McCartney ist natürlich kein professionalere Fotograf, man sieht hier also
nicht am Laufenden Band ikonische Fotografien wie bei einem Alfred Wertheimer
oder Harry Benson. Manche Bilder sind etwas „out of focus“ oder fallen eher unter
die Kategorie „Schnappschüsse“. Doch hat der Beatle fraglos ein Talent fürs Fotografieren.

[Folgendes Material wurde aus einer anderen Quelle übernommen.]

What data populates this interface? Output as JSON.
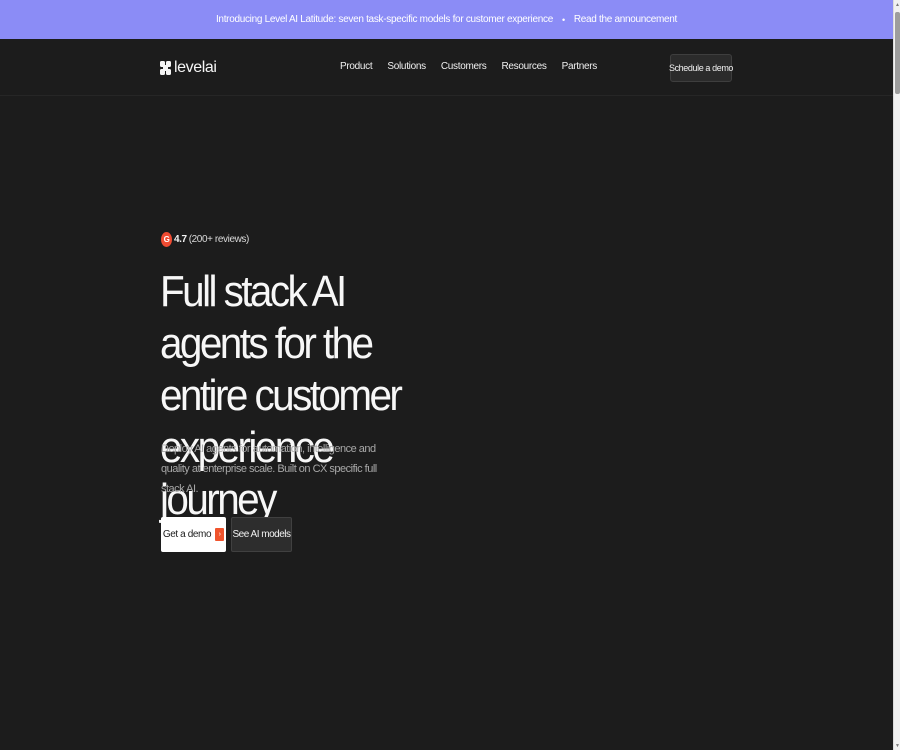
{
  "announcement": {
    "text": "Introducing Level AI Latitude: seven task-specific models for customer experience",
    "separator": "•",
    "link_label": "Read the announcement"
  },
  "nav": {
    "logo_text": "levelai",
    "links": [
      "Product",
      "Solutions",
      "Customers",
      "Resources",
      "Partners"
    ],
    "cta_label": "Schedule a demo"
  },
  "hero": {
    "rating_badge": "G",
    "rating_score": "4.7",
    "rating_reviews": "(200+ reviews)",
    "headline": "Full stack AI agents for the entire customer experience journey",
    "subheadline": "Deploy AI agents for automation, intelligence and quality at enterprise scale. Built on CX specific full stack AI.",
    "primary_cta": "Get a demo",
    "primary_cta_arrow": "›",
    "secondary_cta": "See AI models"
  },
  "scrollbar": {
    "up_arrow": "▲",
    "down_arrow": "▼"
  },
  "colors": {
    "background": "#1c1c1c",
    "announcement_bg": "#8b8cf6",
    "accent_orange": "#f0542d",
    "g2_red": "#ef4b32"
  }
}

Einerseits zeigt sich McCartney, ähnlich wie in seinen Songtexten als ruhiger und genauer Beobachter - sowohl von
Alltagssituationen als auch von vermeintlichen
Nebensächlichkeiten. Andererseits offenbaren insbesondere die Aufnahmen von den begeisterten Fans, Portraits seiner Bandkollegen und die sinnlichen Bilder seiner Langzeitfreundin
Jane Asher ein gutes Auge sowie ein beeindruckendes Gespür für
Bildkomposition.
Was die Zukunft bringen sollte und welche Art von
Karriere noch vor ihm lag, konnte McCartney zum damaligen Zeitpunkt noch nicht
wissen. Uns, den Betrachtern, offenbart er hier Innenansichten der Beatlemania , die zwar unaufgeregt wirken, in ihrer
unbekümmerten Unschuld dennoch die kribbelnde Spannung, die damals in der
Luft gelegen haben muss, erahnen lassen. Einem Foto-Tagebuch gleich werden wir
Zeugen von „A In the Life“, eines
Alltags der trotz manch banaler Momente alles andere als gewöhnlich war.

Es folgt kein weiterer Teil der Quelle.